Georgiana Young was perfectly content in her job as vice president of marketing and sales at Miami’s Arsht Center for the Performing Arts. Then she got a call from Lee Bell.
She was aware that Bell, senior director of programming at the Kravis Center for the past 24 years, had announced his intention to retire, so she felt she owed him a call or maybe lunch. But Bell beat her to the punch, calling her and opening with a sentence that would change her life. As Young vividly recalls, “He said, ‘Georgiana, I have a little idea for you,’ And that’s how it started.”
Yes, he felt she was the right person to fill his shoes and, after a series of interviews, the Kravis board of directors felt so too.
Young officially begins her new duties August 23, but she sat in a Cohen Pavilion board room in mid-July for a free-wheeling chat about the challenges before her.
After researching the West Palm Beach arts complex, she was eager to take the position because “Well, it’s a combination of things,” she says. “You have this spectacular performing arts center here that has a very broad portfolio of programming. They’re going to do the fun comedians, but they’re also going to do (opera star) Renée Fleming. They do major orchestras, like the Cleveland Orchestra, and they have a big commitment to dance.
“As I was prepping for my interview, I decided to diagram it out on an Excel spreadsheet and I realized (the breadth of programming) was mammoth. A major commitment to education, a major commitment to Broadway. And it’s an equal commitment to all of it. To me it says we’re trying to serve the entire community.”
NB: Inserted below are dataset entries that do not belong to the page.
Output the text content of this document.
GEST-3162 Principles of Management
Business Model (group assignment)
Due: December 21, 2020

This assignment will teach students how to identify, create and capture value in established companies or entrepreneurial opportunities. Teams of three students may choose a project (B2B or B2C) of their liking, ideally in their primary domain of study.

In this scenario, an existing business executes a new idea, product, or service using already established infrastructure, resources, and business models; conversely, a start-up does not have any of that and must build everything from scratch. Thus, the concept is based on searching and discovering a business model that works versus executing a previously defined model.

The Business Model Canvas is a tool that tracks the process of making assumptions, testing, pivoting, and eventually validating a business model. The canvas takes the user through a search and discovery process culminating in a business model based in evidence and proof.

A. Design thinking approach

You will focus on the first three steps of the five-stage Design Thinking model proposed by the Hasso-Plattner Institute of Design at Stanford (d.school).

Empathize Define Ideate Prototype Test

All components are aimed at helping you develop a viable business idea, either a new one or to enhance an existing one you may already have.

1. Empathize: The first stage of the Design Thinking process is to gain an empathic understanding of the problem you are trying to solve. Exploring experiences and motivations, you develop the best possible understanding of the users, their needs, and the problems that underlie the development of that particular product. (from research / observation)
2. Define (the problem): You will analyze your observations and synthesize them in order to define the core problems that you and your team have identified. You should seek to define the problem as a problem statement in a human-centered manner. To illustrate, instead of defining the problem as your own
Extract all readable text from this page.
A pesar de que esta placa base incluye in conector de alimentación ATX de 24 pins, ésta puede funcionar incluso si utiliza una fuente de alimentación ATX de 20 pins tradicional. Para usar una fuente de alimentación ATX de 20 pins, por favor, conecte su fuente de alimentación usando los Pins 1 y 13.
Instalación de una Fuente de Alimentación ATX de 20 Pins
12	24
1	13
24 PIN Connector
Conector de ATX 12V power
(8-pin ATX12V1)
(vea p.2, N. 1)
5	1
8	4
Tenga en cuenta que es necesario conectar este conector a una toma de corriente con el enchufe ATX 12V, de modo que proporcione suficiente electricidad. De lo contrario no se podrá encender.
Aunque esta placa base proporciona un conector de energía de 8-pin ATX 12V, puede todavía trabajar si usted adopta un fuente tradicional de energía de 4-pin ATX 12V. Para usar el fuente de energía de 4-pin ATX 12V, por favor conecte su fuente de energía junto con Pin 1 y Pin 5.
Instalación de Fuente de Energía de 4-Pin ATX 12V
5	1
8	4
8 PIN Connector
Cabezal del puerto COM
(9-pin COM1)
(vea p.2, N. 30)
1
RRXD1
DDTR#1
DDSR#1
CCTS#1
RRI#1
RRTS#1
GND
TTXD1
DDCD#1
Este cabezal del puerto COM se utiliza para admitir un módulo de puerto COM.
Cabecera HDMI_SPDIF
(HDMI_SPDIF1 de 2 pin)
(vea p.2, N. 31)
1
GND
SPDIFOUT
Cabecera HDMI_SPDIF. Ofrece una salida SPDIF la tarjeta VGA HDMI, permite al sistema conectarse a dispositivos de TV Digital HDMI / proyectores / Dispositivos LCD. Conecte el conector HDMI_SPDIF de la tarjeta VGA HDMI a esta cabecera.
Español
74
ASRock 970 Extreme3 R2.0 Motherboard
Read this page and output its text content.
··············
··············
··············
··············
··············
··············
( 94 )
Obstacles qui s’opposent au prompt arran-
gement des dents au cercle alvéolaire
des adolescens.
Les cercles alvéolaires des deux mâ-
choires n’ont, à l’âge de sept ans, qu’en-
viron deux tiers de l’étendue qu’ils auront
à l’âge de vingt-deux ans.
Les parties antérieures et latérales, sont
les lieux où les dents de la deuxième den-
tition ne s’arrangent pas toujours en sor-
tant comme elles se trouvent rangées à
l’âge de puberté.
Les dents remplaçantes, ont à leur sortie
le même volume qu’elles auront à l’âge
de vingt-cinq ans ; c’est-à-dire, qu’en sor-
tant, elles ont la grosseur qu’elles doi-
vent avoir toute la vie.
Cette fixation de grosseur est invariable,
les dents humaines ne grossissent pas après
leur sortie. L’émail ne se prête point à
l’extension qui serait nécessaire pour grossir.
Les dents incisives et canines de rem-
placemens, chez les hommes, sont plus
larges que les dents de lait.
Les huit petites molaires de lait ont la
Young, 61, divorced, fluent in Spanish, has more than three decades of experience in arts management. She served as chief programming and marketing officer at the Straz Center in Tampa, has production experience in such diverse international locations as the United Kingdom, Spain, Italy, Germany, the Middle East and China. But she speaks most passionately about her tenure leading the Paiz Foundation in Guatemala City, whose mission is to make the arts accessible to marginalized and at-risk youth.
Music was a large part of her life growing up. “It was a musical family. We always sang. I was the vocalist for the jazz band at Rice (University in Houston),” where she graduated with a B.A. in English literature and Spanish translation. “But I had absolutely no idea what I wanted to do when I graduated. I didn’t even know that jobs like this existed.”
Soon after college, Young worked as a production assistant at the Tower Theatre in Houston. “When the show closed, someone said the people who owned the theater were looking for someone in motor sports. It was Pace Entertainment Group, a very small company at the time. And I got hired in motor sports for a year, until somebody quit in their new theatrical division,” and she switched over to it as the division kept growing. “What’s really interesting is they wound up being the largest entertainment company in the world,” including renting the Kravis Center for Broadway shows, Young says.
That is how she happened to be at the Kravis’s grand opening gala in 1992. “I just remember there was just nothing around here.” Young says. “What I think is really exciting is now the Kravis is no longer on an island by itself, but in the middle of a neighborhood that is growing and vibrant. So the question is now, how do you get the traffic to stop and linger a bit and get them to try something?”
Almost 30 years after the Kravis first opened its doors, Young feels the main challenge she faces is introducing the performing arts center to the many South Floridians who have never been inside.
“I’m not an expert on Palm Beach County,” she concedes. “But I think what’s important is you’ve got people driving by the theater every single day and they probably look to their right and go, ‘I wonder what they do in there.’ It happens all over the world. People wondering, ‘Am I going to see people like me in there? Am I going to feel comfortable? Do I fit in? And can I afford this?’ ”
In the effort to grow the Kravis’s audience, the coronavirus pandemic hasn’t helped. “We’ve all been through 18 months of isolation,” Young says. “So how do we get them to now step out of their homes and come back or even try the theater as an option?”
Young is raring to go, to flex her programming muscles, but as with all arts centers of the Kravis’s size, Bell has already booked most of next season and beyond. “When’s my season?” she asks, anticipating the question. “Well, Lee told me there are a few dates open in January and February, so we’re still in the time that you’re filling in. I think he’s probably done parts of ’22-’23, but there will definitely be some of me that season.”
Finally, how will she measure her success at the Kravis? “It’s not like the days in commercial theater where your success was based on how much money you make,” Young says. “It’s a lot about the audience. Of course, it’s always going to be about artistic excellence but it’s also about growing the audience. And it’s about balancing those two.”